Lavoie déplore d’ailleurs que les fédérations sportives québécoises et canadiennes n’en fassent pas plus pour
encadrer les athlètes en fin de carrière, un processus difficile pour plusieurs.

Par la bande, il indique qu’un rôle de mentor concernant l’implication sociale ne serait pas sans l’intéresser :
« J’aimerais beaucoup aller donner un petit cours à tous ces athlètes sur l’après-carrière. J’aurais quelques trucs
à donner. »

Un dernier but à accomplir

Pierre Lavoie est fier de ce qu’il a accompli jusqu’à présent, que ce soit sur les plans du sport, du social ou
de l’entrepreneuriat. Il n’en demeure pas moins qu’il caresse encore un objectif.

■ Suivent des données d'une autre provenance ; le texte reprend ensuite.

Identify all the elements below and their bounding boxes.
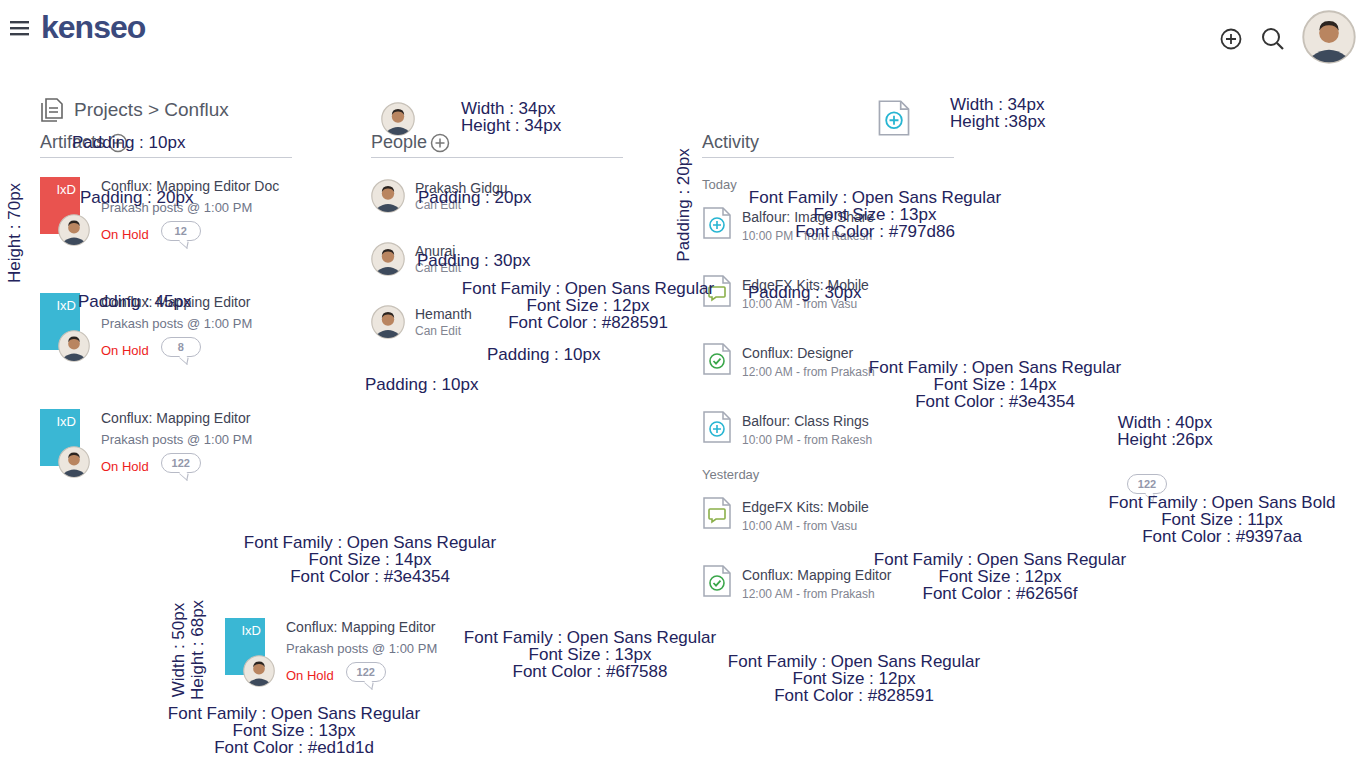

« Ce que je veux, c’est que les gens prennent conscience qu’ils doivent bouger pour une seule raison : maintenir leur corps en santé toute leur vie. C’est comme manger, dormir, boire de l’eau, c’est nécessaire pour la vie. Ça, on l’a perdu en cours de route et on doit le ramener. Ça serait mon grand objectif et sincèrement, je pense que je vais le voir avant ma mort. »

« Le jour où le gouvernement met des règles, les villes mettent plus de pistes cyclables, il y a plus de piscines
avec plus de couloirs, les employeurs ont des programmes santé pour leurs employés, ça sera qu’on a réussi […] Mais même à ce moment-là, est-ce que je vais me reposer ? Non. Je vais continuer. Je suis un entrepreneur et un entrepreneur, ça n’arrête jamais. Ça parle pas de retraite, ça parle de transition. »

Si Pierre Lavoie atteint son objectif, il ne se reposera donc pas sur ses lauriers. Il se trouvera simplement une autre cause qui lui tient à cœur. Quitte à continuer d’enchaîner les semaines de 80 heures.